(The Center Square) – The Chicago Transit Authority saw a more than 5,000% increase in federal money for operating funds in 2020, an increase that helped CTA maintain services throughout COVID-19. The bailout by the federal government meant that operating expenses remained flat despite a 60% drop in passenger miles, largely due to the pandemic.
In 2019, federal assistance was $9.1 million and made up 0.6% of CTA’s operating expenses, according to the Federal Transit Administration.
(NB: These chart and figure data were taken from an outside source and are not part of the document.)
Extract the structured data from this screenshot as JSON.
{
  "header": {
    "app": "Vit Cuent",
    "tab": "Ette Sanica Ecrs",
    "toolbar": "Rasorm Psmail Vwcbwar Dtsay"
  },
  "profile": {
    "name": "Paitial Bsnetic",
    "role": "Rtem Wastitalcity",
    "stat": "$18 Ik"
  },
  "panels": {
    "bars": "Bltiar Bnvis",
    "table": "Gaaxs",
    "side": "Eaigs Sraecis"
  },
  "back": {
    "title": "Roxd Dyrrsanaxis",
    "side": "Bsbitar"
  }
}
That number jumped to $488.1 million in 2020 and 31.8% of operating funds.
Overall, the agency saw federal money for operating funds increase by 5,256%.
According to the CTA, which is made up of the ‘L’ train system and bus services, the financial support of the federal government continues to remain a “critical” part in allowing “the agency to continue providing full service,” even going into 2021 and 2022.
Fare revenue saw a sharp decline, dropping by 58% from 2019 to 2020. It went from $652.3 million in 2019 to $274.1 million in 2020.
Ridership also decreased from 2019 to 2020, with annual passenger miles declining from 2 billion to 781.9 million. This is a 60.1% decrease.
The state of Illinois had a stay-at-home order beginning on March 21, 2020, that continued through June 26, 2020.
In 2021, CTA ridership continued to decline. Total ridership for the system decreased another 0.8% from 2020.
Going into 2022, the agency continues to rely upon COVID-19 relief money to cover a projected $456 million budget deficit. According to CTA, the federal money is what allows the agency “to continue providing full service.”
The CTA did not respond to an email requesting comment.